Fortunately, there's another way to gain wisdom, besides personal experience and word-of-mouth, and it is by this method that God has gained infinite wisdom in His own right. Even if there's no one guiding Him or given Him advice, and even if He has only been around for a few short eons, He still has an infinite - that's right, infinite - amount of wisdom. Here's how:

Option Three: Become Omniscient

In his message, Converting Knowledge into Wisdom, President Marion G. Romney defined knowledge as "acquaintance with, or clear perception of, facts," and wisdom as "the capacity of judging soundly and dealing broadly with facts, especially in their practical relations to life and conduct." President Romney also said that part of the reason we don't have infinite wisdom is because we don't have all the facts.

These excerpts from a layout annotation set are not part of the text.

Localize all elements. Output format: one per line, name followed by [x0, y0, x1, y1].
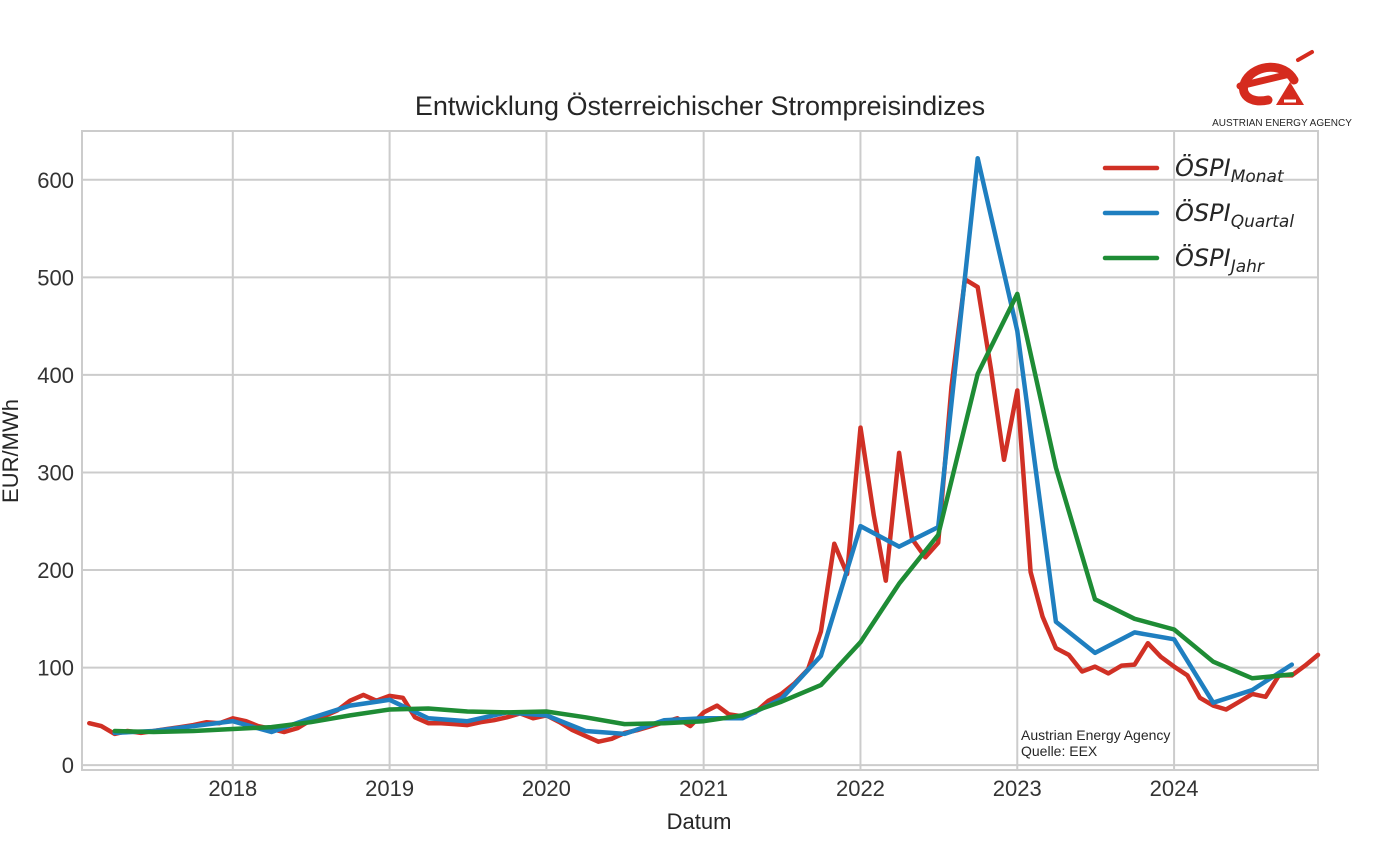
- x-tick-label: 2021: [679, 776, 728, 801]
- y-tick-labels: 0 100 200 300 400 500 600: [37, 168, 74, 778]
- logo-mark-icon: [1236, 50, 1314, 106]
- logo-text: AUSTRIAN ENERGY AGENCY: [1212, 118, 1352, 129]
- series-line-quartal: [112, 156, 1295, 737]
- y-tick-label: 100: [37, 656, 74, 681]
- y-tick-label: 200: [37, 558, 74, 583]
- legend-label-jahr: ÖSPIJahr: [1175, 243, 1265, 277]
- series-line-monat: [87, 277, 1321, 744]
- legend-label-monat: ÖSPIMonat: [1175, 153, 1285, 187]
- series-lines: [87, 156, 1321, 744]
- x-tick-label: 2022: [836, 776, 885, 801]
- series-line-jahr: [112, 291, 1295, 735]
- chart-title: Entwicklung Österreichischer Strompreisi…: [415, 91, 985, 121]
- y-tick-label: 0: [62, 753, 74, 778]
- source-note: Austrian Energy Agency Quelle: EEX: [1021, 727, 1170, 759]
- x-tick-label: 2020: [522, 776, 571, 801]
- y-axis-label: EUR/MWh: [0, 399, 23, 503]
- x-tick-label: 2018: [208, 776, 257, 801]
- plot-frame: [81, 130, 1319, 771]
- legend: ÖSPIMonat ÖSPIQuartal ÖSPIJahr: [1102, 153, 1294, 277]
- source-note-line-1: Austrian Energy Agency: [1021, 727, 1170, 743]
- austrian-energy-agency-logo: AUSTRIAN ENERGY AGENCY: [1212, 50, 1352, 129]
- x-tick-label: 2023: [993, 776, 1042, 801]
- x-tick-label: 2024: [1150, 776, 1199, 801]
- y-tick-label: 500: [37, 265, 74, 290]
- y-tick-label: 400: [37, 363, 74, 388]
- source-note-line-2: Quelle: EEX: [1021, 743, 1098, 759]
- x-tick-labels: 2018 2019 2020 2021 2022 2023 2024: [208, 776, 1198, 801]
- x-tick-label: 2019: [365, 776, 414, 801]
- y-tick-label: 300: [37, 460, 74, 485]
- x-axis-label: Datum: [667, 809, 732, 834]
- grid: [82, 131, 1318, 770]
- legend-label-quartal: ÖSPIQuartal: [1175, 198, 1294, 232]
- y-tick-label: 600: [37, 168, 74, 193]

When I said that we gained wisdom from our experiences, I forgot an important piece of clarification. In truth, we gain wisdom from learning from our experiences. Experiences give us knowledge, which we can then convert into wisdom. If a person gains knowledge another way, such as by reading a book or becoming omniscient, they will have gained knowledge that they can convert into wisdom without having to have gained that wisdom by personal experience or by being given advice. Since God knows everything, He knows the wisest course of action in any given situation, and thus He has infinite wisdom.

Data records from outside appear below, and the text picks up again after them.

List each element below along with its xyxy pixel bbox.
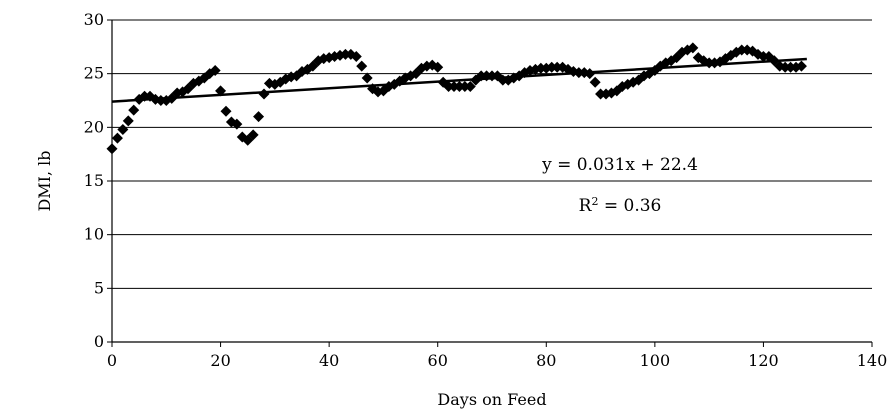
x-tick-label: 60 <box>428 351 448 370</box>
trend-equation: y = 0.031x + 22.4 <box>541 155 698 175</box>
data-point <box>117 123 129 135</box>
data-point <box>589 76 601 88</box>
data-point <box>654 60 666 72</box>
data-point <box>231 118 243 130</box>
data-point <box>215 85 227 97</box>
data-point <box>421 60 433 72</box>
x-axis-title: Days on Feed <box>437 390 546 409</box>
data-point <box>122 115 134 127</box>
data-point <box>128 104 140 116</box>
y-tick-label: 0 <box>94 332 104 351</box>
y-axis-title: DMI, lb <box>35 150 54 211</box>
r-squared-base: R <box>579 196 593 216</box>
x-tick-label: 140 <box>857 351 888 370</box>
x-tick-label: 0 <box>107 351 117 370</box>
r-squared: R2 = 0.36 <box>579 195 662 217</box>
y-tick-label: 20 <box>84 117 104 136</box>
y-tick-label: 5 <box>94 278 104 297</box>
r-squared-sup: 2 <box>591 195 598 208</box>
data-point <box>209 64 221 76</box>
data-point <box>247 129 259 141</box>
x-tick-label: 40 <box>319 351 339 370</box>
data-point <box>356 60 368 72</box>
data-point <box>220 105 232 117</box>
trendline-group <box>111 57 807 103</box>
data-point <box>258 88 270 100</box>
data-point <box>253 111 265 123</box>
data-point <box>307 60 319 72</box>
axes <box>107 19 873 347</box>
y-tick-label: 10 <box>84 225 104 244</box>
data-point <box>432 61 444 73</box>
data-point <box>361 72 373 84</box>
data-point <box>106 143 118 155</box>
data-point <box>111 132 123 144</box>
y-tick-label: 15 <box>84 171 104 190</box>
x-tick-labels: 0 20 40 60 80 100 120 140 <box>107 351 887 370</box>
data-point <box>584 68 596 80</box>
r-squared-value: = 0.36 <box>598 196 661 216</box>
x-tick-label: 20 <box>210 351 230 370</box>
y-tick-label: 25 <box>84 64 104 83</box>
trend-line <box>111 57 807 103</box>
y-tick-label: 30 <box>84 10 104 29</box>
data-points <box>106 42 807 155</box>
x-tick-label: 120 <box>748 351 779 370</box>
x-tick-label: 80 <box>536 351 556 370</box>
data-point <box>795 60 807 72</box>
data-point <box>350 50 362 62</box>
data-point <box>464 81 476 93</box>
x-tick-label: 100 <box>640 351 671 370</box>
data-point <box>687 42 699 54</box>
y-tick-labels: 0 5 10 15 20 25 30 <box>84 10 104 351</box>
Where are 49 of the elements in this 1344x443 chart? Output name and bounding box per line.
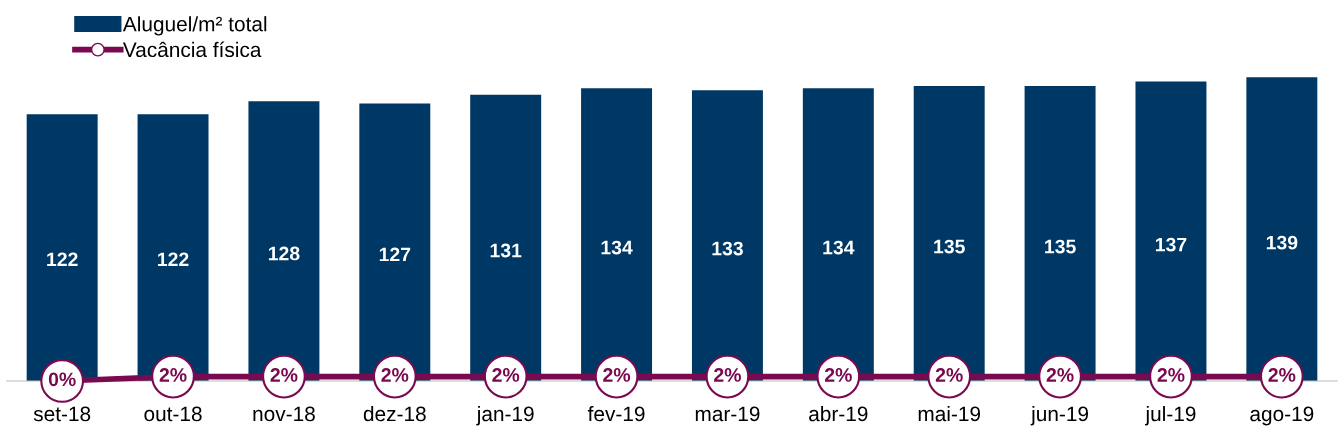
data-label: 2%	[714, 368, 741, 382]
x-tick-label: dez-18	[363, 405, 426, 422]
data-label: 139	[1266, 235, 1298, 250]
data-label: 2%	[1046, 368, 1074, 382]
data-label: 134	[601, 240, 633, 255]
bar	[802, 88, 874, 381]
bar	[359, 103, 431, 381]
data-label: 2%	[603, 368, 631, 382]
bar	[913, 85, 985, 381]
data-label: 122	[47, 252, 78, 267]
x-tick-label: jun-19	[1030, 405, 1089, 426]
x-tick-label: jan-19	[476, 405, 534, 426]
data-label: 2%	[935, 368, 963, 382]
data-label: 131	[490, 243, 522, 258]
data-label: 134	[823, 240, 855, 255]
legend-label: Vacância física	[122, 41, 262, 58]
data-label: 135	[1045, 239, 1076, 254]
bar	[137, 114, 209, 381]
data-label: 127	[379, 247, 411, 262]
data-label: 2%	[1268, 368, 1296, 382]
x-tick-label: mai-19	[918, 405, 981, 422]
data-label: 133	[712, 241, 743, 256]
data-label: 135	[934, 239, 965, 254]
bar	[581, 88, 653, 381]
x-tick-label: out-18	[144, 406, 202, 422]
data-label: 0%	[48, 372, 76, 387]
data-label: 2%	[492, 368, 520, 382]
data-label: 128	[268, 246, 300, 261]
data-label: 2%	[159, 368, 187, 382]
x-tick-label: jul-19	[1144, 405, 1196, 426]
data-label: 2%	[1157, 368, 1185, 382]
bar	[1135, 81, 1207, 381]
bar	[1024, 85, 1096, 381]
data-label: 2%	[824, 368, 852, 382]
x-tick-label: nov-18	[253, 406, 315, 422]
bar	[691, 90, 763, 381]
bar	[1246, 77, 1318, 381]
data-label: 137	[1155, 237, 1187, 252]
data-label: 122	[158, 252, 189, 267]
bar	[470, 94, 542, 381]
x-tick-label: set-18	[33, 406, 91, 422]
x-tick-label: mar-19	[695, 406, 760, 422]
data-label: 2%	[270, 368, 298, 382]
bar	[248, 101, 320, 381]
x-tick-label: abr-19	[809, 405, 868, 422]
data-label: 2%	[381, 368, 409, 382]
x-tick-label: fev-19	[587, 406, 645, 422]
legend-label: Aluguel/m² total	[122, 16, 267, 36]
x-tick-label: ago-19	[1250, 406, 1314, 426]
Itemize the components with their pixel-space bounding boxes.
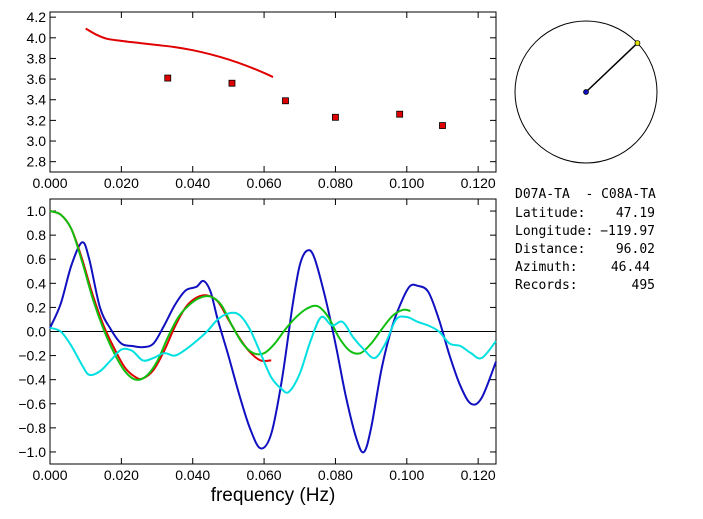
bottom-y-tick-label: −0.2 <box>18 348 46 364</box>
bottom-y-tick-label: 0.8 <box>27 227 47 243</box>
bottom-x-tick-label: 0.100 <box>389 467 424 483</box>
station-pair-label: D07A-TA - C08A-TA <box>515 187 656 202</box>
top-x-tick-label: 0.120 <box>461 175 496 191</box>
top-plot-frame <box>49 11 497 173</box>
azimuth-line <box>585 42 638 93</box>
bottom-x-tick-label: 0.120 <box>461 467 496 483</box>
bottom-x-tick-label: 0.020 <box>104 467 139 483</box>
bottom-y-tick-label: 0.0 <box>27 324 47 340</box>
top-y-tick-label: 4.2 <box>27 9 47 25</box>
top-y-tick-label: 3.6 <box>27 71 47 87</box>
top-x-tick-label: 0.080 <box>318 175 353 191</box>
station-center-dot <box>583 89 589 95</box>
azimuth-end-dot <box>634 40 641 46</box>
latitude-value: 47.19 <box>616 206 655 221</box>
top-data-point <box>439 122 446 129</box>
x-axis-label: frequency (Hz) <box>211 485 336 506</box>
azimuth-diagram <box>514 20 658 164</box>
bottom-y-tick-label: −0.8 <box>18 420 46 436</box>
top-data-point <box>332 113 339 121</box>
bottom-y-tick-label: 0.6 <box>27 251 47 267</box>
azimuth-label: Azimuth: <box>515 260 578 275</box>
records-value: 495 <box>632 278 655 293</box>
latitude-label: Latitude: <box>515 206 585 221</box>
top-y-tick-label: 3.8 <box>27 50 47 66</box>
top-series-line-0 <box>85 27 274 78</box>
bottom-series-line-2 <box>49 210 411 381</box>
azimuth-value: 46.44 <box>611 260 650 275</box>
top-data-point <box>228 79 236 87</box>
top-y-tick-label: 2.8 <box>27 154 47 170</box>
top-x-tick-label: 0.000 <box>32 175 67 191</box>
top-x-tick-label: 0.060 <box>247 175 282 191</box>
bottom-y-tick-label: 0.4 <box>27 275 47 291</box>
top-data-point <box>396 110 404 118</box>
phase-velocity-panel: 0.000 0.020 0.040 0.060 0.080 0.100 0.120 2.8 3.… <box>27 9 497 191</box>
bottom-x-tick-label: 0.000 <box>32 467 67 483</box>
top-y-tick-label: 4.0 <box>27 30 47 46</box>
azimuth-circle <box>514 20 658 164</box>
bottom-y-tick-label: 1.0 <box>27 203 47 219</box>
bottom-y-tick-label: −1.0 <box>18 444 46 460</box>
bottom-y-tick-label: −0.4 <box>18 372 46 388</box>
longitude-label: Longitude: <box>515 224 593 239</box>
top-x-tick-label: 0.100 <box>389 175 424 191</box>
bottom-series-line-0 <box>49 241 497 454</box>
coherence-panel: 0.000 0.020 0.040 0.060 0.080 0.100 0.120 −1.0 −… <box>18 198 497 506</box>
bottom-series-line-3 <box>49 311 497 394</box>
records-label: Records: <box>515 278 578 293</box>
top-y-tick-label: 3.2 <box>27 112 47 128</box>
bottom-y-tick-label: −0.6 <box>18 396 46 412</box>
longitude-value: −119.97 <box>600 224 655 239</box>
bottom-y-tick-label: 0.2 <box>27 299 47 315</box>
top-data-point <box>164 74 172 82</box>
top-y-tick-label: 3.4 <box>27 92 47 108</box>
distance-value: 96.02 <box>616 242 655 257</box>
bottom-x-tick-label: 0.060 <box>247 467 282 483</box>
top-data-point <box>282 97 289 105</box>
distance-label: Distance: <box>515 242 585 257</box>
station-info: D07A-TA - C08A-TA Latitude: 47.19 Longit… <box>515 187 656 293</box>
top-x-tick-label: 0.020 <box>104 175 139 191</box>
top-y-tick-label: 3.0 <box>27 133 47 149</box>
top-x-tick-label: 0.040 <box>175 175 210 191</box>
bottom-x-tick-label: 0.040 <box>175 467 210 483</box>
bottom-x-tick-label: 0.080 <box>318 467 353 483</box>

Omniscience is, as I understand it, part of the package deal with Godhood. When we become Gods, we'll become omniscient, and we'll gain infinite wisdom. The "when" part of my previous statement might be optimistic, but part of what I meant to say was that we won't gain omniscience before then. Until then, we can gain wisdom by the previous two methods. We can learn from our own experiences, and we can learn from God. God will often share wisdom with us, and when He doesn't, it's probably either because He thinks we have enough wisdom to make good choices on our own, or because we think we do. Trusting in our own wisdom is foolish because our wisdom is very, very finite. God, on the other hand, has infinite wisdom, and He's usually willing to share. That's why "the fear of the Lord is the beginning of wisdom" (Psalms 111:10); because being wise enough to listen to God grants us access to an infinite supply of wisdom. God does have infinite wisdom, and by being wise enough to follow Him, so can we.

2 comments:

motherof8 said...

*in a very low voice* DEEP stuff here.

I don't think that we get omniscient wisdom when we become gods. "Congratulations, you are now a god, here is your wisdom packet." But rather the process of developing wisdom is part of the process of becoming god-like and then becoming gods. Close to the same thing, I guess.

I think the bit about mentors is very key. We have the scriptures, the prophets, and the influence of the Spirit to mentor us if we will.

Also, wise distinction between experiences and learning from our experiences!

Andrew Robarts said...

No, you're right. I don't think God will just GIVE us wisdom or the capacity to act with wisdom. That's a trait we need to develop ourselves over the course of our lives. What I think God will give us is Omniscience, knowledge. We'll still have to convert that knowledge into wisdom ourselves.

Say you had two identical doors and you had to go through one of them. You can't make a wise choice about which door to go through because you don't know what's behind either one of them. When you're told that one door had ice cream behind it, and the other had a ninja assassin behind it, you become capable of making an informed decision.

However, if one door had ice cream AND a ninja, you might know that, but you'd have to be personally wise enough to forgo the ice cream to avoid the ninja. God is giving us knowledge about what will happen if we take certain actions, but it will always be our responsibility to use that knowledge to make wise (but sometimes hard) decisions.